Vincent van Gogh (1853-1890)

Portrait of a woman

細節
Vincent van Gogh (1853-1890)
Portrait of a woman
with signature lower right Vincent
pencil on paper
29,5 x 20,5 cm.
拍場告示
Please note that the watermark of the paper cannot be identified.
The suggestion of a grid appears in several other works executed in The Hague.

拍品專文

The authenticity of this fascinating discovery has been confirmed by Dr. Sjraar van Heugten, Curator of Prints and Drawings at the Van Gogh Museum, Amsterdam.
Portrait of a woman has an exceptionally prestigious and private provenance. It was initially handled by Hendricus Petrus Bremmer, the long-standing advisor to Hélène Kröller-Müller, joint founder of the Kröller-Müller Museum in Otterlo in 1938, who acquired the drawing for him.
"Hélène Kröller-Müller first had the idea of forming her own art collection in 1907 when she was in her late thirties and enrolled in an art appreciation course with Bremmer. Two years later, with Bremmer's encouragement, she made her first major auction purchase - three masterpieces by Van Gogh - a version of Sunflowers (F.452) (originally painted to decorate Gauguin's room in the Yellow House at Arles), The Sower (F.422) and Still Life with Bottle and Lemons (F.1425).
At that time most dealers bought from dealers, but with Bremmer at her side the German shipping heiress, energetic and determined in everything that she undertook, was able to build a magnificent collection of nineteenth- and early twentieth-century European art. During the following decade she tracked down and purchased the quite amazing number of 278 Van Goghs. Hélène Kröller-Müller and the professor paid regular visits to art galleries and salerooms in Paris, where Bremmer advised her.. and at auction she always bid herself." (S. de Vries-Evans, The Impressionist Revealed, Masterpieces from Private Collections, London 1992, p. 173).

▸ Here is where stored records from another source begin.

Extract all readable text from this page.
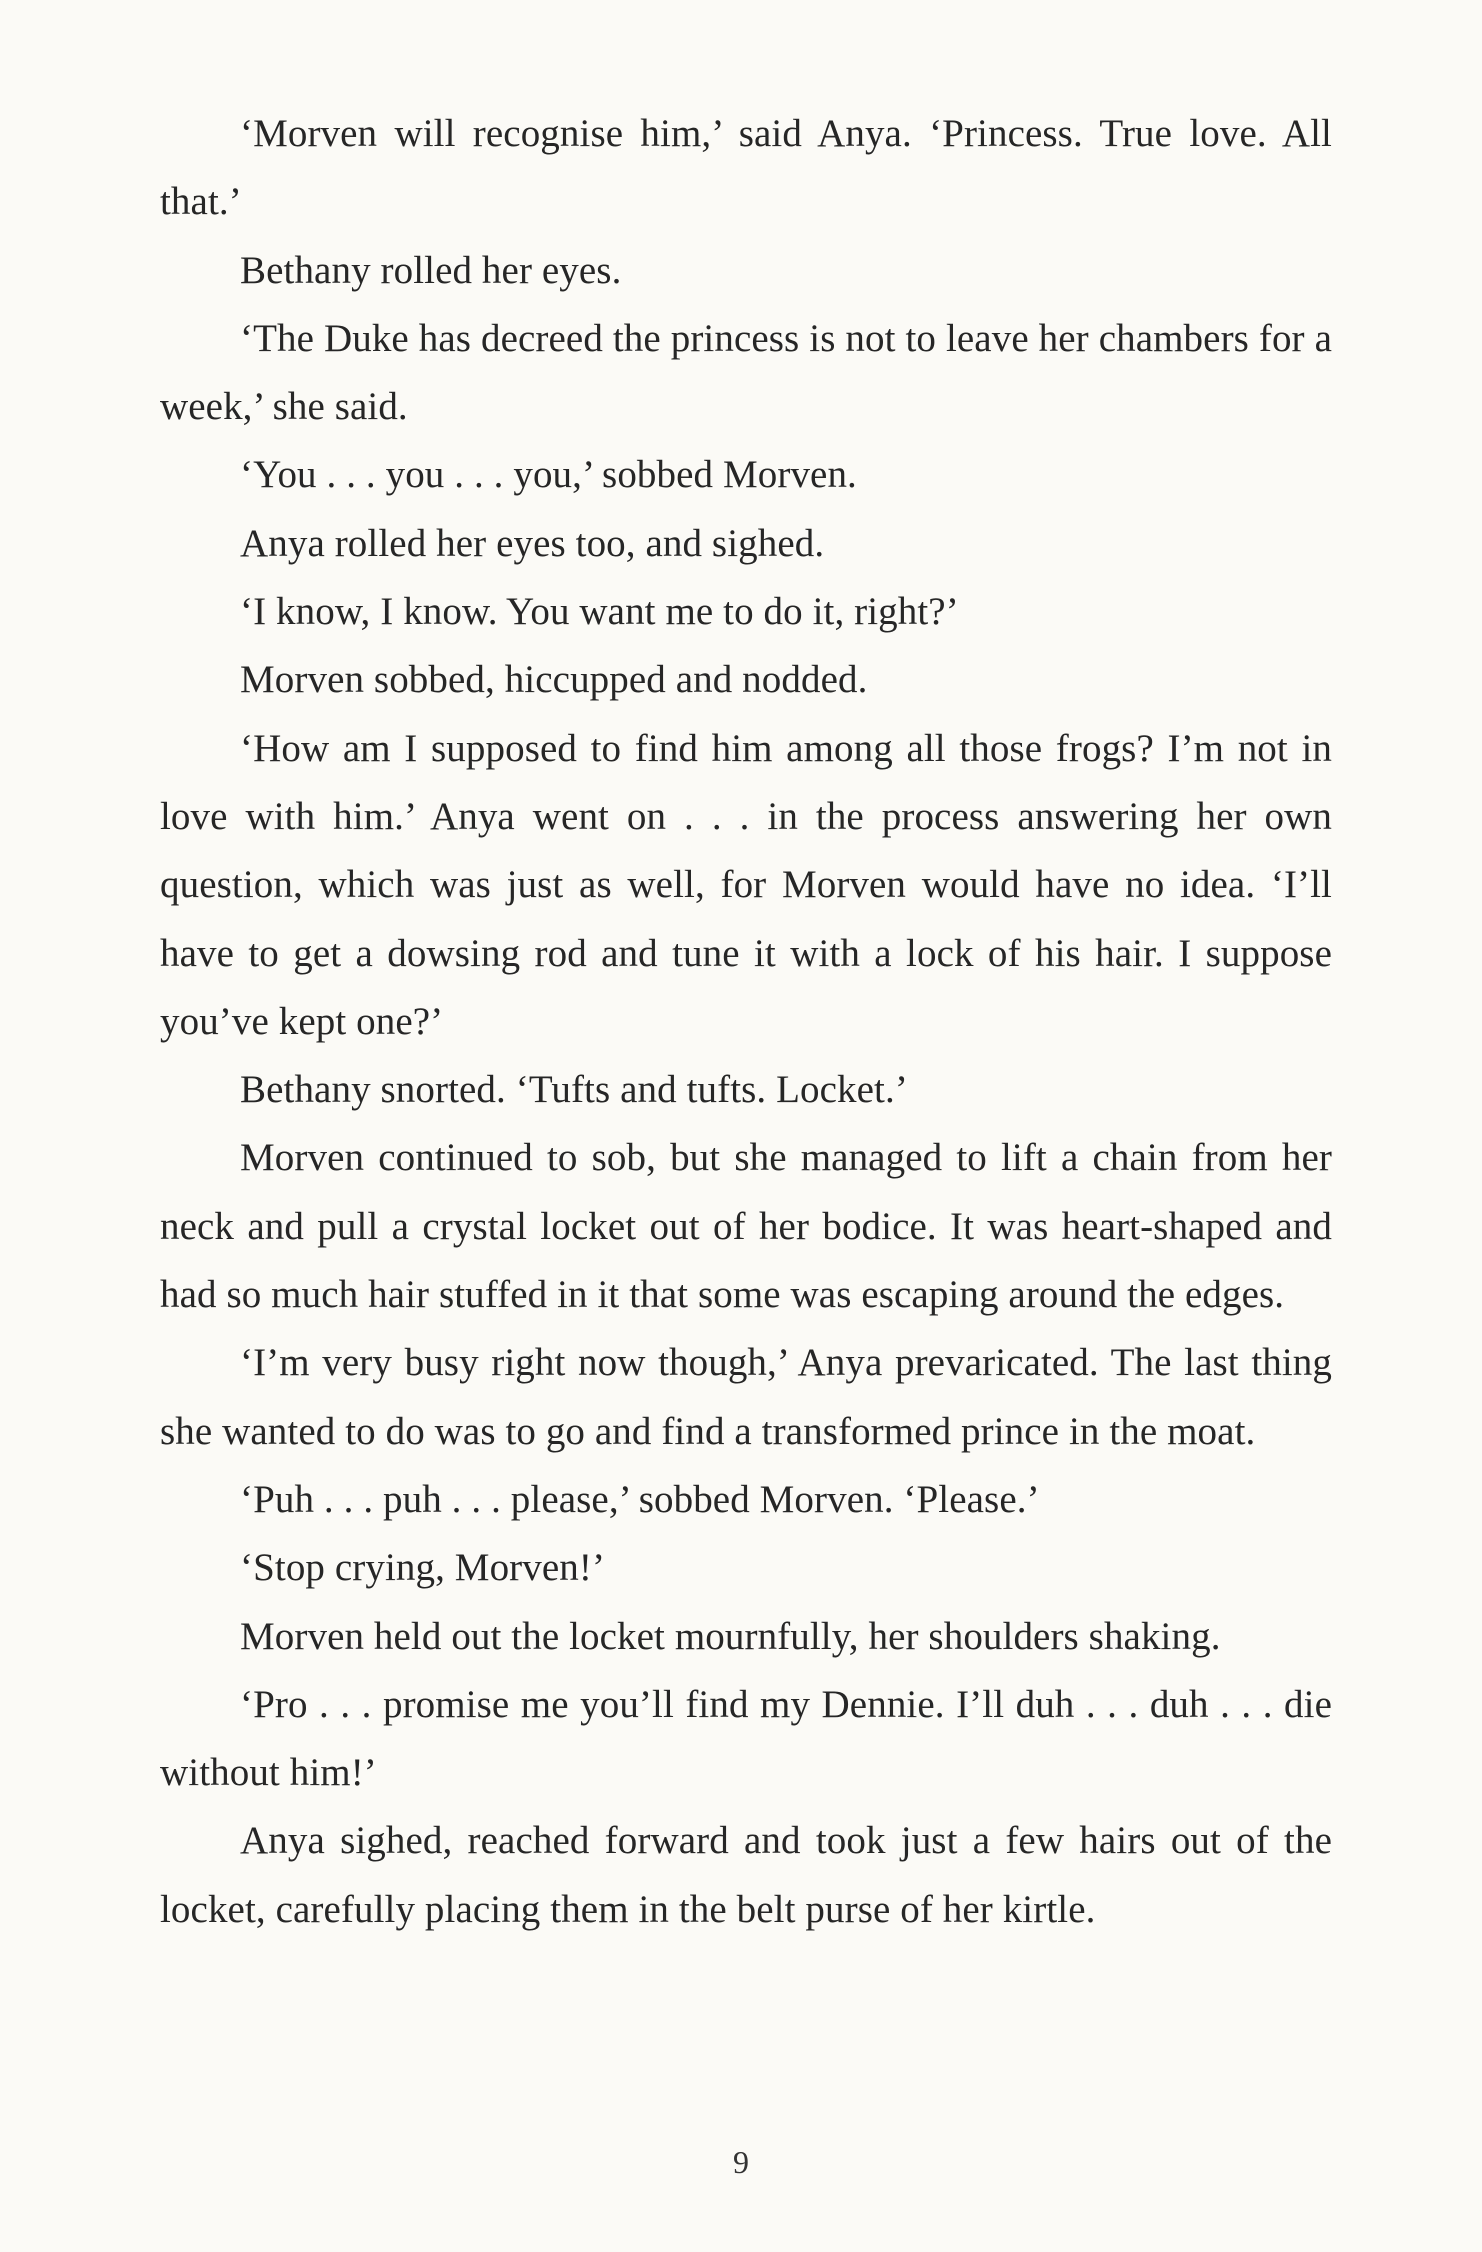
‘Morven will recognise him,’ said Anya. ‘Princess. True love. All that.’

Bethany rolled her eyes.

‘The Duke has decreed the princess is not to leave her chambers for a week,’ she said.

‘You . . . you . . . you,’ sobbed Morven.

Anya rolled her eyes too, and sighed.

‘I know, I know. You want me to do it, right?’

Morven sobbed, hiccupped and nodded.

‘How am I supposed to find him among all those frogs? I’m not in love with him.’ Anya went on . . . in the process answering her own question, which was just as well, for Morven would have no idea. ‘I’ll have to get a dowsing rod and tune it with a lock of his hair. I suppose you’ve kept one?’

Bethany snorted. ‘Tufts and tufts. Locket.’

Morven continued to sob, but she managed to lift a chain from her neck and pull a crystal locket out of her bodice. It was heart-shaped and had so much hair stuffed in it that some was escaping around the edges.

‘I’m very busy right now though,’ Anya prevaricated. The last thing she wanted to do was to go and find a transformed prince in the moat.

‘Puh . . . puh . . . please,’ sobbed Morven. ‘Please.’

‘Stop crying, Morven!’

Morven held out the locket mournfully, her shoulders shaking.

‘Pro . . . promise me you’ll find my Dennie. I’ll duh . . . duh . . . die without him!’

Anya sighed, reached forward and took just a few hairs out of the locket, carefully placing them in the belt purse of her kirtle.

9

Portrait of a woman was executed by Van Gogh during the spring of 1882, whilst he was living in The Hague. The present work is closely related to a slightly smaller pencil drawing, Head of a Woman (F.1059) of 1883, in a South American collection, which appears to depict the same sitter. Since January 1882, the artist had been living with Clasina (Sien) Hoornik, who, along with her mother and daughter often sat for Van Gogh, thus implying that the model for Portrait of a Woman might possibly be Sien or her mother.
Portrait of a Woman is further linked to other drawings of this period by Van Gogh's confident, bold pencil strokes, the faint suggestion of a grid of horizontal and vertical pencil lines drawn as a guide to perspective and the residue of the same watermark which appears in the paper of several works executed in The Hague at this time.
The authenticity of the signature on the present drawing is a matter of some debate, as is the case with a signature of a similar style which appears on the aformentioned Head of a Woman and The Fisherman: Facing Right (F.1049) of November 1882, in a private collection, London.
Mrs. Kröller-Müller chose to present Portrait of a Woman to her daughter Helene, from whom it passed to the family of her fiancé Boudewijn Roesingh, following his death before their wedding. His mother, Mrs. Roesingh then gave the drawing as a wedding gift to the present owner in the 1940's.

We are extremely grateful to Dr. Sjraar van Heugten for his major contribution to this catalogue entry.